CSX: Client-side XSLT

Client-side XSLT is an architecture in which application logic is distributed to web clients (browsers) to apply to data under local control, without exposure. This project focused on applications built using the SaxonJS implementation of XSLT 3.0, which functions in late-model web browsers (writing in 2021). Source code in XSLT is compiled into a JSON transformation 'plan', which can be downloaded with a page and applied by SaxonJS on the user's machine. Especially of interest to us (although not exclusively) were scenarios in which the data to be processed (main transformation input or source) belongs to, and remains in the custody of, the user. CSX is appealing here because the user presumably wants to see the results of processing the data, but does not wish to expose either data or results to anyone (or at any rate to anyone not already authorized and inside the system). OSCAL offers examples of such use cases in the creation (derivation or authoring), display, analysis, and validation of catalogs, profiles and other information types.

These demonstrations were designed and deployed for the purposes of testing current capabilities, while providing examples of different ways of leveraging OSCAL — both available OSCAL data (such as control catalogs and baselines) and OSCAL as a set of rules (thus, new catalogs or baselines such as those provided by a user).

See the CSX Demonstrations page for more specifics on each of the demonstrations.

Community members are invited to ask questions or offer feedback in any form or channel including Github Issues and the OSCAL Gitter channel. We regard feature requests as indicators of success.

Why client-side?

When the application is delivered to the user, the user's data never has to leave the user's system. It is never exposed, either in communication with a server or due to any copy's persisting over time in some other system. Data loaded into a web browser in isolation is not always entirely secure (depending on what other pages a user may have open or what plugins are installed), but it is more easily secured than the combination of browser, remote server(s) and channels (protocols) that characterizes a typical client/server deployment supporting data processing, whether distributed or centralized.

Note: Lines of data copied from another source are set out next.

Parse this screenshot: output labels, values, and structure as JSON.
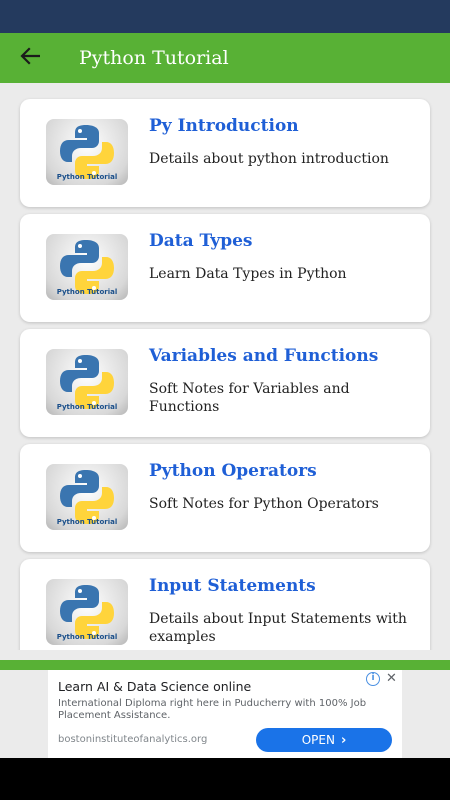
{
  "app_bar": {
    "title": "Python Tutorial",
    "back_icon": "arrow-left-icon",
    "background": "#58b135"
  },
  "status_bar": {
    "background": "#243a5e"
  },
  "logo_caption": "Python Tutorial",
  "items": [
    {
      "title": "Py Introduction",
      "description": "Details about python introduction"
    },
    {
      "title": "Data Types",
      "description": "Learn Data Types in Python"
    },
    {
      "title": "Variables and Functions",
      "description": "Soft Notes for Variables and Functions"
    },
    {
      "title": "Python Operators",
      "description": "Soft Notes for Python Operators"
    },
    {
      "title": "Input Statements",
      "description": "Details about Input Statements with examples"
    }
  ],
  "colors": {
    "accent_green": "#58b135",
    "title_blue": "#1f5fd6",
    "python_blue": "#3a75b0",
    "python_yellow": "#ffd43b"
  },
  "ad": {
    "title": "Learn AI & Data Science online",
    "description": "International Diploma right here in Puducherry with 100% Job Placement Assistance.",
    "url": "bostoninstituteofanalytics.org",
    "open_label": "OPEN",
    "info_label": "i",
    "close_label": "✕",
    "button_color": "#1a73e8"
  }
}
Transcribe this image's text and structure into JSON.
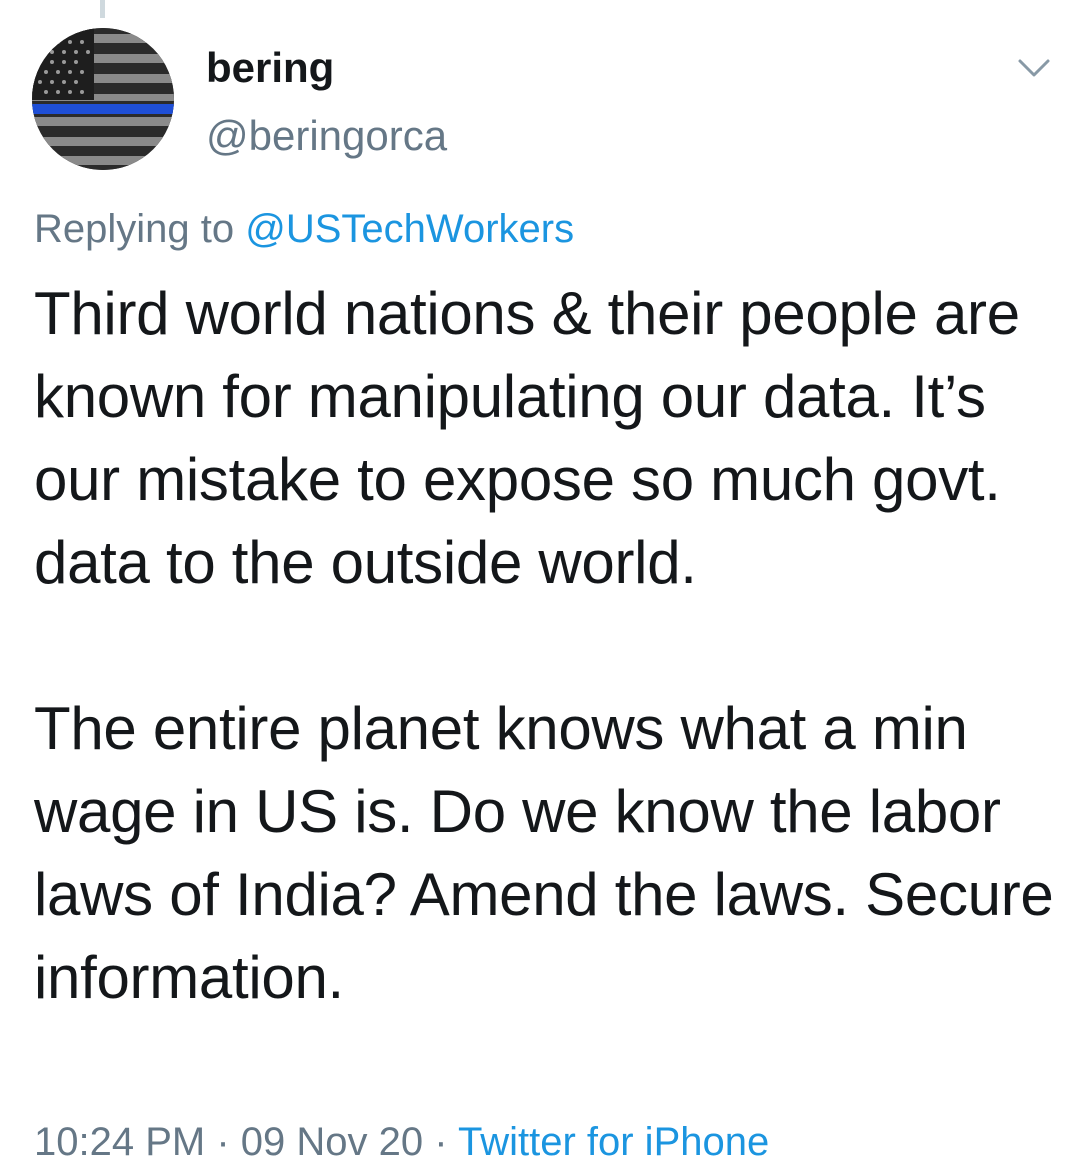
{
  "author": {
    "display_name": "bering",
    "handle": "@beringorca",
    "avatar_icon": "thin-blue-line-flag-icon"
  },
  "reply": {
    "prefix": "Replying to",
    "mention": "@USTechWorkers"
  },
  "tweet": {
    "text": "Third world nations & their people are known for manipulating our data. It’s our mistake to expose so much govt. data to the outside world.\n\nThe entire planet knows what a min wage in US is. Do we know the labor laws of India? Amend the laws. Secure information."
  },
  "meta": {
    "time": "10:24 PM",
    "separator1": "·",
    "date": "09 Nov 20",
    "separator2": "·",
    "source": "Twitter for iPhone"
  },
  "colors": {
    "text": "#14171a",
    "secondary": "#657786",
    "link": "#1b95e0",
    "flag_blue_line": "#1f4fd6"
  },
  "icons": {
    "menu": "chevron-down-icon"
  }
}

This factor alone means that "thick client" applications have built-in advantages for OSCAL applications (which tend to be sensitive to risks of data exfiltration). It must be noted that this is not an intrinsic feature of the technology - an application that spies on the user, studying not only data but interactions with it -- is presumably just as feasible on a CSX platform as it is on a pure-Javascript platform (for example). The difference is that a CSX application is easier to build, test and validate with security considerations in mind.

What XSLT (along with user-event bindings provided by SaxonJS) brings to this is discrete layering(s) between model, view and controller (and hence better use of HTML/CSS/JS); a powerful general-purpose transformation language with declarative syntax well suited to development and rapid (relatively lightweight) deployment; and perhaps most importantly, an easy way to expose and exploit the semantics captured in OSCAL XML. On an OSCAL foundation, XSLT enables us to prototype rapidly, thus focusing on demonstration of functionality and capability. As these technologies and applications mature, we hope these demonstrations are succeeded by others.

XSLT 3.0 and SaxonJS

These applications rely on SaxonJS, developed and distributed by Saxonica. SaxonJS is a conformant implementation of XSL Transformations (XSLT) Version 3.0, an externally specified, non-proprietary (i.e. "standardized") declarative language published by the World Wide Web Consortium as part of the XML family of standards.

Authored in XSLT and available for inspection in the Github repository, these stylesheets are not executable as such (that is, absent any calling application that implements XSLT or embeds an XSLT engine); in compiled form (as SEF files) they are non-operable in any context but SaxonJS. They can, however, be inspected and tested independently of Saxon, as well as refitted to work in other environments.

The licensing terms of SaxonJS permit free distribution of the Javascript application that provides for execution, in the browser, of the stylesheets as provided (in compiled form), so that end users can use the tool as deployed, transparently and without encumbrance. At the same time, with regard to outputs expected for given inputs, processes applied to data are entirely as directed by the stylesheet (not the implementation) and thus within the scope of the developer to define and limit as appropriate. Compiling of the XSLTs for these applications was performed as prescribed using nodeJS (and not under automation), as documented in each application's readme.md. The replicability of the steps of this process helps ensure traceability.

In the context of this dependency, it is worth stressing that while a goal of this project is to demonstrate capability, this is in order not that a particular solution should be promoted, so much as that similar capabilities, where actually useful, can be replicated and emulated using any suitable tool.

Limitations

Currently these applications support only OSCAL XML, not OSCAL JSON (with the exception of the JSON-to-XML converter).

Because the XML parser used by SaxonJS is limited by default to a subset of XML (specifically excluding external parsed entities), YMMV when it comes to XML with active DOCTYPE declarations. Protect against these issues by normalizing your XML into a standalone form first. For similar reasons, UTF-8 is recommended.